Some practitioners of entomophagy believe that raising insects for consumption by humans will help solve world hunger problems. Crickets and other insects, they say, are able to convert plant matter into protein more efficiently than animals such as cattle, pigs, or chicken. For example, the Food and Agriculture Organization of the United Nations states on its website that “crickets need six times less feed than cattle, four times less than sheep, and twice less than pigs and broiler chickens to produce the same amount of protein.”
However, new research from the University of California, Davis suggests that these numbers — at least for chickens — may be exaggerated. Mark Lundy, an agronomy advisor, and Michael Parrella, an entomologist, have found that house crickets (Acheta domesticus) fed a poultry-feed diet showed little improvement in protein conversion efficiency. Their research appears in the journal PLOS ONE.
“Everyone assumes that crickets — and other insects — are the food of the future given their high feed conversion relative to livestock,” Dr. Parrella said. “However, there is very little data to support this, and this article shows the story is far more complex.”
“I’m all for exploring alternatives, and I am impressed by the amount of innovation that has sprung up around insect cultivation and cuisine in the last few years,” Dr. Lundy said. “However, while there is potential for insect cultivation to augment the global supply of dietary protein, some of the sustainability claims on this topic have been overstated.”
Dr. Lundy, who has a background in nutrient cycling in agroecosystems and in crop-livestock integration, became curious about the feed-conversion ratios of various livestock after an entomologist friend told him that crickets were known to be more efficient than other animals.
“I guess what made me do the study is that I was hoping crickets were a free lunch, and I wanted to quantify it more thoroughly,” he said.
He and Dr. Parrella raised crickets on five different diets of varying quality in order to specifically quantify the relationship between feed quality and cricket growth. Crickets that received the highest-quality feed grew the largest and fastest. Those fed an ensiled combination of poultry manure, wheat straw, and rice straw fared the worst.
“The unprocessed and lower-quality organic side-streams tested in this study could not support adequate growth and survival of cricket populations,” they wrote. “Therefore, the potential for crickets to supplement the global supply of dietary protein appears to be more limited than has been recently suggested.”
“Our study demonstrates that the sustainability gains associated with cultivating crickets as an alternative source of protein will depend, in large part, on what the crickets are fed and which systems of livestock production they are compared to,” Dr.

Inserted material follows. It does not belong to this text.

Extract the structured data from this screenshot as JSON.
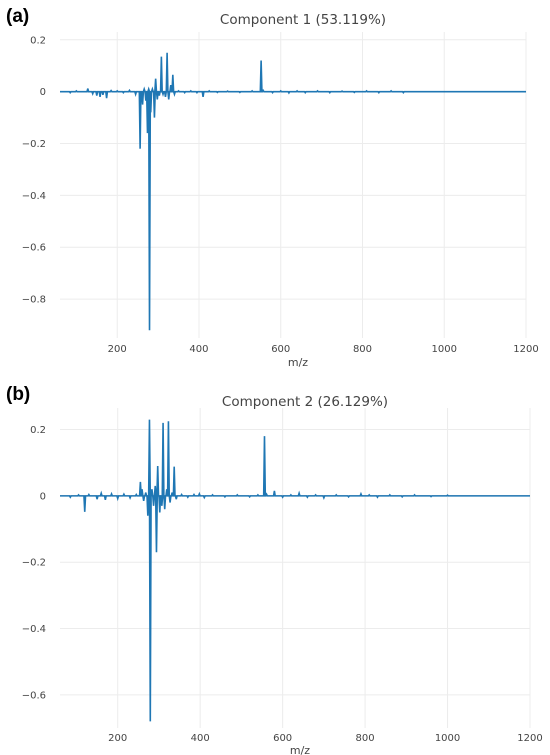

Lundy said. “Insect cultivation is more likely to contribute to human nutrition at a scale of economic and ecological significance if it does not rely on a diet that competes with conventional livestock, but more innovation is needed for this to become a reality. Moving forward, the imperative will be to design cost-effective processes that enable large populations of insects to capture protein from underutilized organic waste and side streams.”
The authors note that, in addition to crickets, many other insects are also being considered as possible food and feed sources, and that some — such as the black soldier fly (Hermetia illucens) — may be better suited for converting low-quality, organic materials into protein.
“In order for insect cultivation to sustainably augment the global supply of protein, more work is needed to identify species and design processes that capture protein from scalable, low-value organic side-streams, which are not currently consumed by conventional livestock,” they wrote.